Some direct quotes about the difficulties from Eli Rykoff include:
FYI, doing mag matching for culling is much, much, much more difficult when comparing to Gaia DR2 with the broad G band which is a huge mismatch to (say) z, y bands.
And the color terms are very large even in r-band. For bluer stars (g-i < 1.5) the r-G is well behaved, but redder than that the color term goes up to more than a magnitude at g-i~2.5.
There’s a challenge of doing mag cuts on the source cat, because we don’t know the throughput until we can do some sort of calibration which requires matching, and … well, it’s kind of circular isn’t it? There’s a test to do this within the iteration but you have to get that first match roughly correct or else you’re sunk.
This [fluxMag0T1] is some estimate of the zeropoint (in flux units) for a 1s exposure, I believe. If everything is working right. This will probably get you within a mag or so? The transparency can vary, the airmass can vary, and the system throughput degrades with time between mirror coatings (every 5 years or so).
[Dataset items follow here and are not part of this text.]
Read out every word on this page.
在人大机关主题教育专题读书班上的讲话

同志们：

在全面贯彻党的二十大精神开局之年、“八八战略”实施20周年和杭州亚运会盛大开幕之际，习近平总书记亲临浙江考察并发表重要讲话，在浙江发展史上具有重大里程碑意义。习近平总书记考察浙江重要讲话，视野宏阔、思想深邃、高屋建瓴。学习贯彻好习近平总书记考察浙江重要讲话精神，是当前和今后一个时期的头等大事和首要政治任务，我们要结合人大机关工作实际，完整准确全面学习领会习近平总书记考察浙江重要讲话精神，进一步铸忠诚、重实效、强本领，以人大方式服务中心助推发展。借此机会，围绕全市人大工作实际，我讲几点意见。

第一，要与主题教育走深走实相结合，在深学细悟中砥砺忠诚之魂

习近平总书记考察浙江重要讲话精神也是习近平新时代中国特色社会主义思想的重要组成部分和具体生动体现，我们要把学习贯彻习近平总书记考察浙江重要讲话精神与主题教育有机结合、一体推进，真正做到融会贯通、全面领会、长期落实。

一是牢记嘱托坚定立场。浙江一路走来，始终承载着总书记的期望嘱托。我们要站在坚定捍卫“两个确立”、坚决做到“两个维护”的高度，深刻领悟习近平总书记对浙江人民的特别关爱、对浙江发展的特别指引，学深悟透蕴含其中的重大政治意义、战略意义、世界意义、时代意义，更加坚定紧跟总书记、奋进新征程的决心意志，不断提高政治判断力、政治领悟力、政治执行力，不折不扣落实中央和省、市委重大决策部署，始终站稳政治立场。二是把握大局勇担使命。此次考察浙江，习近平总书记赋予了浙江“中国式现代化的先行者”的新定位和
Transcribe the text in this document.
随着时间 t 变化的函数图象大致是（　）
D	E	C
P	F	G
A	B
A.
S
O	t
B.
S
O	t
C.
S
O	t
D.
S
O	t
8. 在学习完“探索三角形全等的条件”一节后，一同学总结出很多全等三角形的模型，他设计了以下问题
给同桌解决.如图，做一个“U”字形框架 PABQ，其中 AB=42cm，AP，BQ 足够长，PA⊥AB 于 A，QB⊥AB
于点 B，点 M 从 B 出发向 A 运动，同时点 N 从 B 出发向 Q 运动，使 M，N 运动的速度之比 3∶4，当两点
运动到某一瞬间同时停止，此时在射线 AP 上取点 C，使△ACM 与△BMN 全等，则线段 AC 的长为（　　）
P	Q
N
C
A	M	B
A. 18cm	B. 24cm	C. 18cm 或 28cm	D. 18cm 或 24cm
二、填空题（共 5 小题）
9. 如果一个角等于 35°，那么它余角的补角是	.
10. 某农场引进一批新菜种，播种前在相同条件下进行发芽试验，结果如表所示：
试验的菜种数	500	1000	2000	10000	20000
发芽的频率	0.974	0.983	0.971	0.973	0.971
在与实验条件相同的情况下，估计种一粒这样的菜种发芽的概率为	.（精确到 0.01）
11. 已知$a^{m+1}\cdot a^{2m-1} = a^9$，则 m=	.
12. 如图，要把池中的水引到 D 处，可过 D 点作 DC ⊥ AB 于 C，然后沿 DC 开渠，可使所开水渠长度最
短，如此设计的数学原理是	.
So all that together you can lose a magnitude easy.
On the slightly brighter side, he also notes:
Using Gaia for LSST should be easier than HSC because (a) bigger detectors, and (b) shorter exposures.
The relevant obs_subaru changes are on the tickets/
DM-27013branch of that package (PR closed without merging), and I believe I took care of all the ancillary changes (e.g. ci_hsc_gen3) to make it useable.